Green apples and little grey cells

07.20.2018
Illustration du détective Hercula Poirot (© Illustrated London News Ltd/Mar)

Illustration du détective Hercula Poirot (© Illustrated London News Ltd/Mar)

Stealing golden apples from the garden of the Hesperides was the eleventh of the twelve labours of Hercules. Putting them back would be the eleventh of twelves tasks for another Hercules who is more distinguished than this “beefcake with a low forehead animated by criminal tendencies” antique: Hercule Poirot!

The famous golden apples from the mythological story symbolically designated oranges or quinces, or perhaps even the homophony of sheep. What a concept, but these were emeralds! Set around a goblet of priceless value and probably the work of the great Benvenuto Cellini, a major artist from the Italian Renaissance. “The goblet represents a tree around which a bejewelled serpent is coiled. And the branches are laden with apples represented by a profusion of emeralds” : this is of course one of the cases set for Agatha Christie’s brilliant detective to solve.

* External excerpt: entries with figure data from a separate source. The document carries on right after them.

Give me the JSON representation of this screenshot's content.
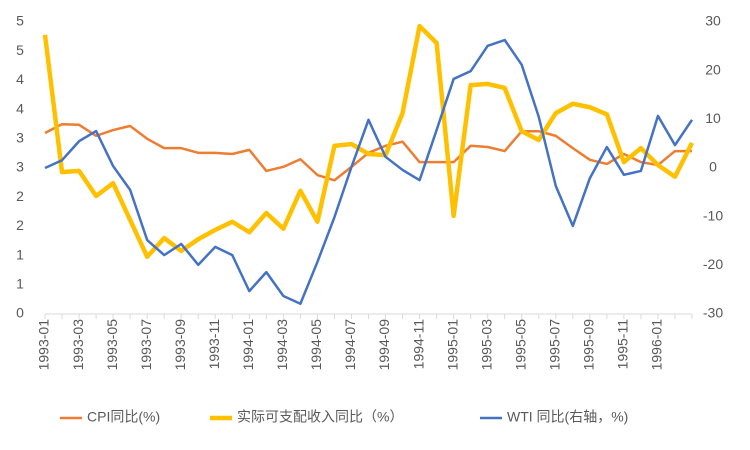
{
  "chart_data": {
    "type": "line",
    "categories": [
      "1993-01",
      null,
      "1993-03",
      null,
      "1993-05",
      null,
      "1993-07",
      null,
      "1993-09",
      null,
      "1993-11",
      null,
      "1994-01",
      null,
      "1994-03",
      null,
      "1994-05",
      null,
      "1994-07",
      null,
      "1994-09",
      null,
      "1994-11",
      null,
      "1995-01",
      null,
      "1995-03",
      null,
      "1995-05",
      null,
      "1995-07",
      null,
      "1995-09",
      null,
      "1995-11",
      null,
      "1996-01",
      null,
      null
    ],
    "series": [
      {
        "name": "CPI同比(%)",
        "color": "#ED7D31",
        "width": 2.5,
        "values": [
          3.1,
          3.25,
          3.24,
          3.05,
          3.15,
          3.22,
          3.0,
          2.84,
          2.84,
          2.76,
          2.76,
          2.74,
          2.81,
          2.45,
          2.52,
          2.65,
          2.38,
          2.29,
          2.52,
          2.76,
          2.88,
          2.95,
          2.6,
          2.6,
          2.6,
          2.88,
          2.86,
          2.79,
          3.13,
          3.13,
          3.05,
          2.84,
          2.64,
          2.57,
          2.74,
          2.6,
          2.55,
          2.79,
          2.79
        ]
      },
      {
        "name": "实际可支配收入同比（%）",
        "color": "#FFC000",
        "width": 4.5,
        "values": [
          4.78,
          2.43,
          2.45,
          2.02,
          2.24,
          1.61,
          0.98,
          1.3,
          1.08,
          1.28,
          1.44,
          1.58,
          1.4,
          1.73,
          1.46,
          2.11,
          1.58,
          2.88,
          2.91,
          2.74,
          2.72,
          3.44,
          4.93,
          4.64,
          1.68,
          3.92,
          3.94,
          3.87,
          3.13,
          2.98,
          3.44,
          3.6,
          3.54,
          3.42,
          2.6,
          2.84,
          2.55,
          2.35,
          2.93
        ]
      },
      {
        "name": "WTI 同比(右轴，%)",
        "color": "#4472C4",
        "width": 2.5,
        "axis": "y2",
        "values": [
          0,
          1.6,
          5.5,
          7.6,
          0.4,
          -4.5,
          -14.8,
          -17.9,
          -15.6,
          -19.9,
          -16.2,
          -17.9,
          -25.3,
          -21.4,
          -26.3,
          -27.9,
          -19.3,
          -10.1,
          0.2,
          9.9,
          2.3,
          -0.4,
          -2.5,
          7.8,
          18.3,
          19.9,
          25.1,
          26.3,
          21.2,
          10.5,
          -3.7,
          -11.9,
          -2.1,
          4.3,
          -1.4,
          -0.6,
          10.7,
          4.7,
          9.9
        ]
      }
    ],
    "ylim": [
      0,
      5
    ],
    "yticks": [
      0,
      {
        "value": 0.5,
        "label": "1"
      },
      1,
      {
        "value": 1.5,
        "label": "2"
      },
      2,
      {
        "value": 2.5,
        "label": "3"
      },
      3,
      {
        "value": 3.5,
        "label": "4"
      },
      4,
      {
        "value": 4.5,
        "label": "5"
      },
      5
    ],
    "y2lim": [
      -30,
      30
    ],
    "y2ticks": [
      -30,
      -20,
      -10,
      0,
      10,
      20,
      30
    ],
    "legend": "bottom"
  }
}
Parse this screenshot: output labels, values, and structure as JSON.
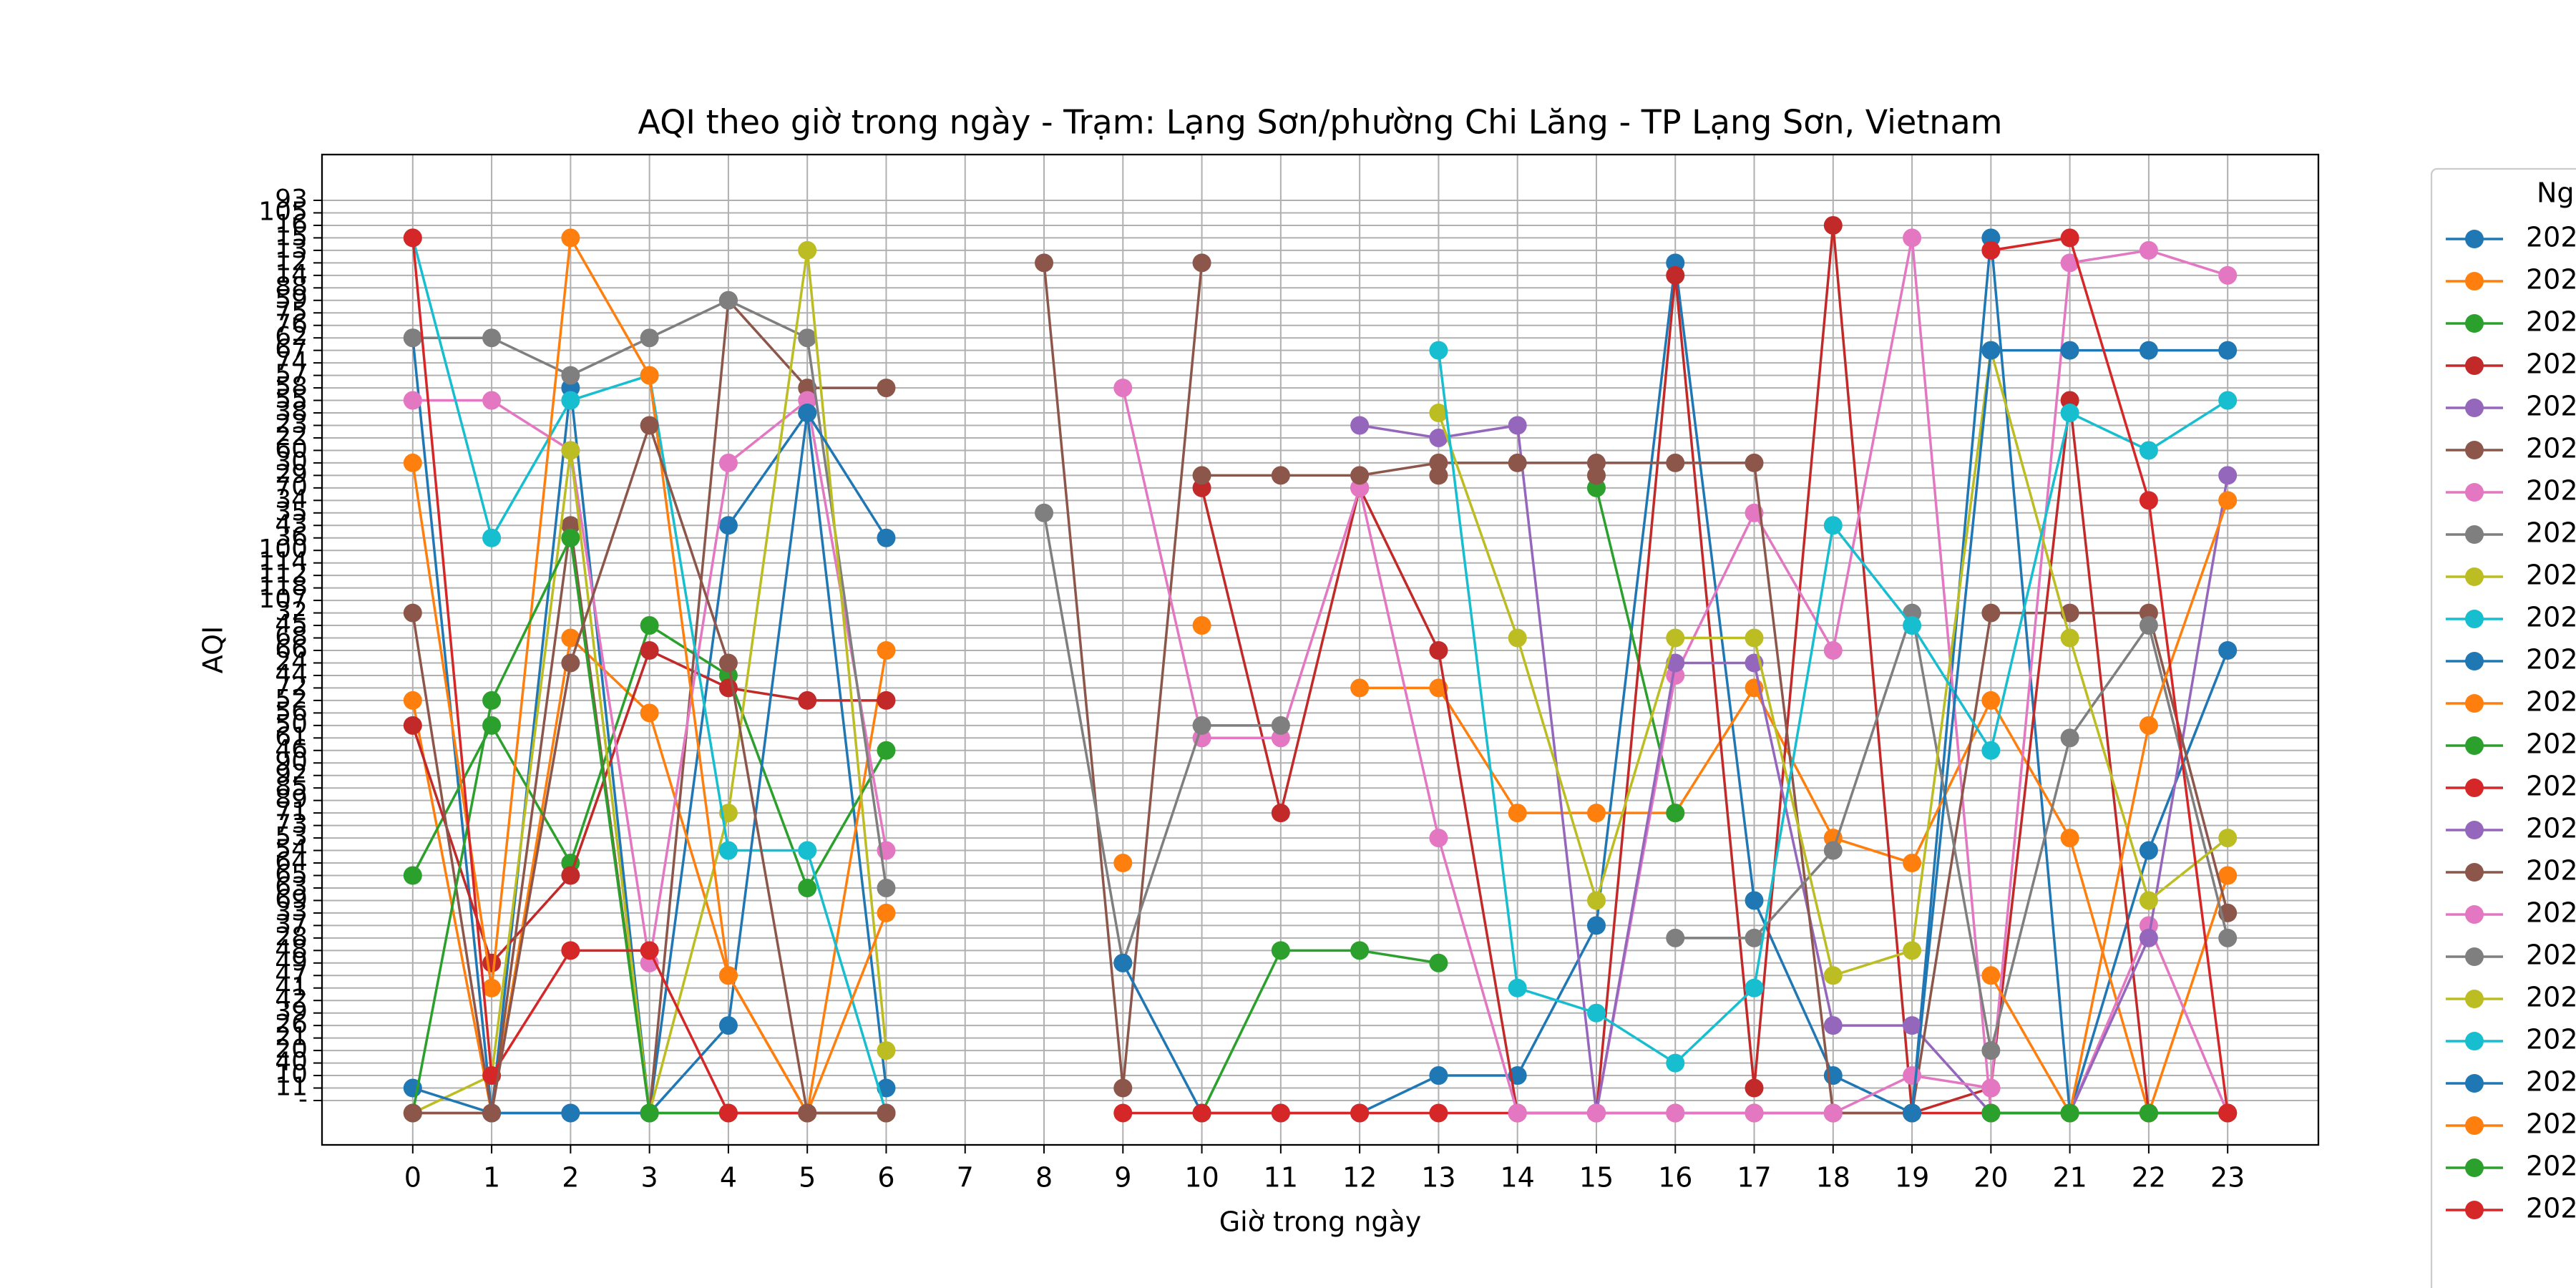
{
  "chart_data": {
    "type": "line",
    "title": "AQI theo giờ trong ngày - Trạm: Lạng Sơn/phường Chi Lăng - TP Lạng Sơn, Vietnam",
    "xlabel": "Giờ trong ngày",
    "ylabel": "AQI",
    "legend_title": "Ng",
    "x": [
      0,
      1,
      2,
      3,
      4,
      5,
      6,
      7,
      8,
      9,
      10,
      11,
      12,
      13,
      14,
      15,
      16,
      17,
      18,
      19,
      20,
      21,
      22,
      23
    ],
    "xlim": [
      -1.15,
      24.15
    ],
    "xticks": [
      0,
      1,
      2,
      3,
      4,
      5,
      6,
      7,
      8,
      9,
      10,
      11,
      12,
      13,
      14,
      15,
      16,
      17,
      18,
      19,
      20,
      21,
      22,
      23
    ],
    "ycategories": [
      "-",
      "11",
      "10",
      "40",
      "20",
      "21",
      "26",
      "39",
      "42",
      "41",
      "47",
      "49",
      "48",
      "28",
      "37",
      "33",
      "69",
      "63",
      "65",
      "64",
      "54",
      "53",
      "73",
      "71",
      "89",
      "85",
      "92",
      "90",
      "46",
      "61",
      "50",
      "56",
      "52",
      "72",
      "44",
      "24",
      "66",
      "68",
      "45",
      "32",
      "107",
      "118",
      "112",
      "114",
      "100",
      "36",
      "43",
      "35",
      "34",
      "70",
      "29",
      "30",
      "60",
      "22",
      "23",
      "38",
      "55",
      "58",
      "57",
      "74",
      "67",
      "62",
      "76",
      "75",
      "59",
      "88",
      "14",
      "12",
      "13",
      "15",
      "16",
      "105",
      "93"
    ],
    "grid": true,
    "series": [
      {
        "name": "202",
        "color": "#1f77b4",
        "values": [
          "62",
          "19",
          "58",
          "17",
          "43",
          "38",
          "11",
          null,
          null,
          null,
          null,
          null,
          "8",
          "10",
          "10",
          "37",
          "12",
          "69",
          "10",
          "2",
          "15",
          "31",
          "54",
          "66"
        ]
      },
      {
        "name": "202",
        "color": "#ff7f0e",
        "values": [
          "52",
          "31",
          "68",
          "56",
          "47",
          "4",
          "66",
          null,
          null,
          "64",
          null,
          null,
          "72",
          "72",
          "71",
          "71",
          "71",
          "72",
          "53",
          "64",
          "52",
          "53",
          "51",
          "65"
        ]
      },
      {
        "name": "202",
        "color": "#2ca02c",
        "values": [
          "65",
          "50",
          "64",
          "45",
          "44",
          "63",
          "46",
          null,
          null,
          null,
          "8",
          "48",
          "48",
          "49",
          null,
          "70",
          "71",
          null,
          null,
          null,
          null,
          null,
          null,
          null
        ]
      },
      {
        "name": "202",
        "color": "#c22a2a",
        "values": [
          "50",
          "49",
          "65",
          "66",
          "72",
          "52",
          "52",
          null,
          null,
          null,
          "70",
          "71",
          "70",
          "66",
          "51",
          "5",
          "14",
          "11",
          "16",
          "1",
          "11",
          "55",
          "0",
          "0"
        ]
      },
      {
        "name": "202",
        "color": "#9467bd",
        "values": [
          "0",
          "0",
          "0",
          "0",
          "0",
          "0",
          "0",
          null,
          null,
          null,
          null,
          "0",
          "0",
          null,
          null,
          null,
          null,
          null,
          null,
          null,
          null,
          null,
          null,
          null
        ]
      },
      {
        "name": "202",
        "color": "#8c564b",
        "values": [
          "32",
          "27",
          "43",
          "25",
          "59",
          "58",
          "58",
          null,
          "12",
          "11",
          "12",
          null,
          null,
          "29",
          null,
          "29",
          null,
          null,
          null,
          null,
          null,
          null,
          null,
          null
        ]
      },
      {
        "name": "202",
        "color": "#e377c2",
        "values": [
          "55",
          "55",
          "60",
          "49",
          "30",
          "55",
          "54",
          null,
          null,
          "58",
          "61",
          "61",
          "70",
          "53",
          "6",
          "3",
          "44",
          "35",
          "66",
          "15",
          "25",
          "8",
          "37",
          "3"
        ]
      },
      {
        "name": "202",
        "color": "#7f7f7f",
        "values": [
          "62",
          "62",
          "57",
          "62",
          "59",
          "62",
          "63",
          null,
          "35",
          "49",
          "50",
          "50",
          null,
          null,
          null,
          null,
          null,
          null,
          null,
          null,
          null,
          null,
          null,
          null
        ]
      },
      {
        "name": "202",
        "color": "#bcbd22",
        "values": [
          "27",
          "10",
          "60",
          "1",
          "71",
          "13",
          "20",
          null,
          null,
          null,
          null,
          null,
          null,
          null,
          null,
          null,
          null,
          null,
          null,
          null,
          null,
          null,
          null,
          null
        ]
      },
      {
        "name": "202",
        "color": "#17becf",
        "values": [
          "15",
          "36",
          "55",
          "57",
          "54",
          "54",
          "9",
          null,
          null,
          null,
          null,
          null,
          null,
          null,
          null,
          null,
          null,
          null,
          null,
          null,
          null,
          null,
          null,
          null
        ]
      },
      {
        "name": "202",
        "color": "#1f77b4",
        "values": [
          "11",
          "2",
          "4",
          "18",
          "26",
          "38",
          "36",
          null,
          null,
          "49",
          "51",
          "51",
          null,
          null,
          null,
          null,
          null,
          null,
          null,
          null,
          null,
          null,
          null,
          null
        ]
      },
      {
        "name": "202",
        "color": "#ff7f0e",
        "values": [
          "30",
          "41",
          "15",
          "57",
          "47",
          "4",
          "33",
          null,
          null,
          null,
          "45",
          null,
          null,
          null,
          null,
          null,
          null,
          null,
          null,
          null,
          null,
          null,
          null,
          null
        ]
      },
      {
        "name": "202",
        "color": "#2ca02c",
        "values": [
          "3",
          "52",
          "36",
          "2",
          "1",
          "1",
          "2",
          null,
          null,
          null,
          "5",
          null,
          null,
          null,
          null,
          null,
          null,
          null,
          null,
          null,
          null,
          null,
          null,
          null
        ]
      },
      {
        "name": "202",
        "color": "#d62728",
        "values": [
          "15",
          "10",
          "48",
          "48",
          "51",
          "51",
          "51",
          null,
          null,
          "0",
          "0",
          "0",
          "0",
          "0",
          "0",
          "0",
          "0",
          "0",
          "0",
          "0",
          "0",
          "0",
          "0",
          "0"
        ]
      },
      {
        "name": "202",
        "color": "#9467bd",
        "values": [
          null,
          null,
          null,
          null,
          null,
          null,
          null,
          null,
          null,
          null,
          null,
          null,
          "23",
          "22",
          "23",
          "25",
          "24",
          "24",
          "26",
          "26",
          "27",
          "27",
          "28",
          "29"
        ]
      },
      {
        "name": "202",
        "color": "#8c564b",
        "values": [
          "27",
          "25",
          "24",
          "23",
          "24",
          "27",
          "27",
          null,
          null,
          null,
          "29",
          "29",
          "29",
          "30",
          "30",
          "30",
          "30",
          "30",
          "31",
          "31",
          "32",
          "32",
          "32",
          "33"
        ]
      },
      {
        "name": "202",
        "color": "#e377c2",
        "values": [
          null,
          null,
          null,
          null,
          null,
          null,
          null,
          null,
          null,
          null,
          null,
          null,
          null,
          null,
          "3",
          "4",
          "5",
          "7",
          "9",
          "10",
          "11",
          "12",
          "13",
          "14"
        ]
      },
      {
        "name": "202",
        "color": "#7f7f7f",
        "values": [
          null,
          null,
          null,
          null,
          null,
          null,
          null,
          null,
          null,
          null,
          null,
          null,
          null,
          null,
          null,
          null,
          "28",
          "28",
          "54",
          "32",
          "20",
          "61",
          "45",
          "28"
        ]
      },
      {
        "name": "202",
        "color": "#bcbd22",
        "values": [
          null,
          null,
          null,
          null,
          null,
          null,
          null,
          null,
          null,
          null,
          null,
          null,
          null,
          "38",
          "68",
          "69",
          "68",
          "68",
          "47",
          "48",
          "67",
          "68",
          "69",
          "53"
        ]
      },
      {
        "name": "202",
        "color": "#17becf",
        "values": [
          null,
          null,
          null,
          null,
          null,
          null,
          null,
          null,
          null,
          null,
          null,
          null,
          null,
          "67",
          "41",
          "39",
          "40",
          "41",
          "43",
          "45",
          "46",
          "38",
          "60",
          "55"
        ]
      },
      {
        "name": "202",
        "color": "#1f77b4",
        "values": [
          null,
          null,
          null,
          null,
          null,
          null,
          null,
          null,
          null,
          null,
          null,
          null,
          null,
          null,
          null,
          null,
          null,
          null,
          null,
          "0",
          "67",
          "67",
          "67",
          "67"
        ]
      },
      {
        "name": "202",
        "color": "#ff7f0e",
        "values": [
          null,
          null,
          null,
          null,
          null,
          null,
          null,
          null,
          null,
          null,
          null,
          null,
          null,
          null,
          null,
          null,
          null,
          null,
          null,
          null,
          "47",
          "51",
          "50",
          "34"
        ]
      },
      {
        "name": "202",
        "color": "#2ca02c",
        "values": [
          null,
          null,
          null,
          null,
          null,
          null,
          null,
          null,
          null,
          null,
          null,
          null,
          null,
          null,
          null,
          null,
          null,
          null,
          null,
          null,
          "4",
          "4",
          "3",
          "8"
        ]
      },
      {
        "name": "202",
        "color": "#d62728",
        "values": [
          null,
          null,
          null,
          null,
          null,
          null,
          null,
          null,
          null,
          null,
          null,
          null,
          null,
          null,
          null,
          null,
          null,
          null,
          null,
          null,
          "13",
          "15",
          "34",
          "18"
        ]
      }
    ]
  }
}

In the Twelve Labours of Hercules, a short story collection of twelve stories identical to those of the mythological tale, Hercule Poirot hopes to round off his career by solving twelve cases chosen for their links – far-fetched for a person dressed up to the nines – to the adventures of the hero from antiquity. Everything came about following the derogatory reflection by Poirot’s friend Professor Burton, a prominent figure at All Souls College in Oxford, as famously unkempt as the famed detective was immaculately dapper. He criticises him for never having spent time studying the “great classics”. “I did very well without them” responds the vain yet amenable gentleman.

A little later Poirot flicks through the story of Hercules’ adventures. He is afraid of this coarse brute. As for the Gods of mythology, “they behaved like complete delinquents. Alcoholism, debauchery, incest, rape, robbery, murder and snatching inheritances – plenty there to keep a magistrate occupied on a full time basis! No decent family life here! No order! No systems in place! Except when it comes to their crimes and offences which revealed a total absence of discipline and reasoning!”

So he goes on to solve a case that he can link to the golden apples in the garden of the Hesperides. A priceless goblet has been stolen and its owner, a top financier, wants it back. There are many leads that take the detective across the planet. The detective suspects the maid in a jiffy. By a clever final reversal, he will thwart the instinct of returning the stolen goblet under a condition that is as unexpected as it is moral in tone…

Agatha Christie toys with the vanity of her hero: “As if confessing to royal stock, the little man modestly declared: “I am Hercule Poirot.” But his actions are nonetheless generous and just; he is a good man. And although rigorous to the extreme, he is nevertheless inconsistent, since at the end of these twelve cases he does not go off to grow marrows as he had originally planned for his retirement but continues to flex his clever grey cells in plenty more adventures.